Weyes Blood will bring her critically acclaimed album 'Titanic Rising' across the Pacific to Australia this month. Belinda Quinn talks to the artist behind the moniker, Natalie Mering, about the importance of hope as a commodity in 2020.
At 15 years old, LA-based artist Natalie Mering knew she wanted to be "Weyes Blood". The moniker stems from Flannery O’Connor’s Wise Blood, a dark, satirical novel about faith and redemption. “It resonated with me, as somebody who had grown up in a very Christian household. There’s some strange, sad poetry to the whole story,” notes Mering.
In her earlier albums, you’ll find a similar darkness in Mering's lyrics and melodies, which became lighter in 2016’s Front Row Seat To Earth and last year’s Titanic Rising. “I think when I was a young woman, I was just kind of goth. I liked the macabre. I liked things that were dark and mysterious, and noisy and lo-fi,” she says. “I think that my message has gotten a little clearer as I get older, and as hope becomes more of an important commodity.”
Spending her formative years in Doylestown, Pennsylvania, Mering’s upbringing and time spent harmonising in gospel and madrigal choirs has left a mark on her sound – her choral arrangements often feel reminiscent of church hymns.
As a child though, she was hyperactive, a daydreamer. “I have debilitating ADD," she says. "I don’t take pharmaceuticals for it, and I never have." That’s not to say she’s against medication, having seen it help peers in the past. “I’ve been making it work, on my own, for years,” she says, with a laugh. “It’s just one of those things that makes it difficult to get anything done sometimes. And that is definitely worth diagnosing and acknowledging.”
As our exchange on attention deficit disorder continues, she shares, “I can imagine that it is incredibly hard with someone with really bad ADD, to deal with the tedium of modern culture where it’s just endless stimulation, endless email, endless to-do, endless doing one thing that makes you have to do six other things. I feel particularly lucky that I get to be an artist, and, I think, as much as it still affects me, I can just play music and do things that come very naturally to me.”
Her lyrics are often laced with dreams and ruminations on unrequited love. “I want you mostly in the morning/When my soul is weak from dreaming,” she sings on Seven Words. “It’s like failure to launch, like every love story in my 20s was always muddled by timing and circumstance, but I think my compass was correct,” she says.
Mering’s spoken publicly about her refusal to watch Hollywood movies while going through puberty. “I knew that they were bogus and emotionally manipulative. But in my 20s, I think that my perception of love was honestly pretty spot-on,” she says after being queried if romantic blockbusters influenced her approach to love. “But the difference was that the men and the people I was loving were not ready for that.” Now, in her early 30, she’s resisting becoming closed off by what she calls the “small-t trauma” of love and loss in your formative years.
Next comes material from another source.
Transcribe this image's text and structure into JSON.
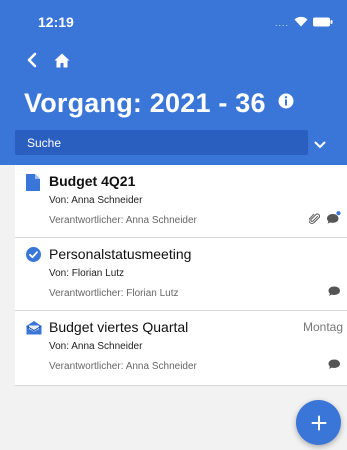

Embellished with EBow guitar melodies, layered strings and a tape machine warping the mix, A Lot’s Gonna Change feels at once futuristic and like an early-Hollywood musical number, wherein a young woman sings to her adolescent self about the loss of natural wonders. “The chords are very much like an old-school Gershwin-type song. I wanted it to be very atemporal,” she says. The melodrama almost lends way to humour, Mering comparing herself to “the harlequin” mask – she appreciates the closeness of comedy and tragedy.
Now, closing in on a year since the track’s release, Mering wants to work harder to materialise the environmentalist messages within her music: “I think we’ve raised enough awareness. I think everybody is completely aware of what’s going on. And it’s not a matter of trying to convert people’s hearts anymore. It’s a matter of trying to sway votes and elections and literally volunteer and sign petitions and just get involved locally.”
“I do feel, after the record has been out for a while, that I’ve seen the kind of groundswelling around people that feel something about it," she concludes. "I just know in my heart that the next step is something a little bit closer to the action.”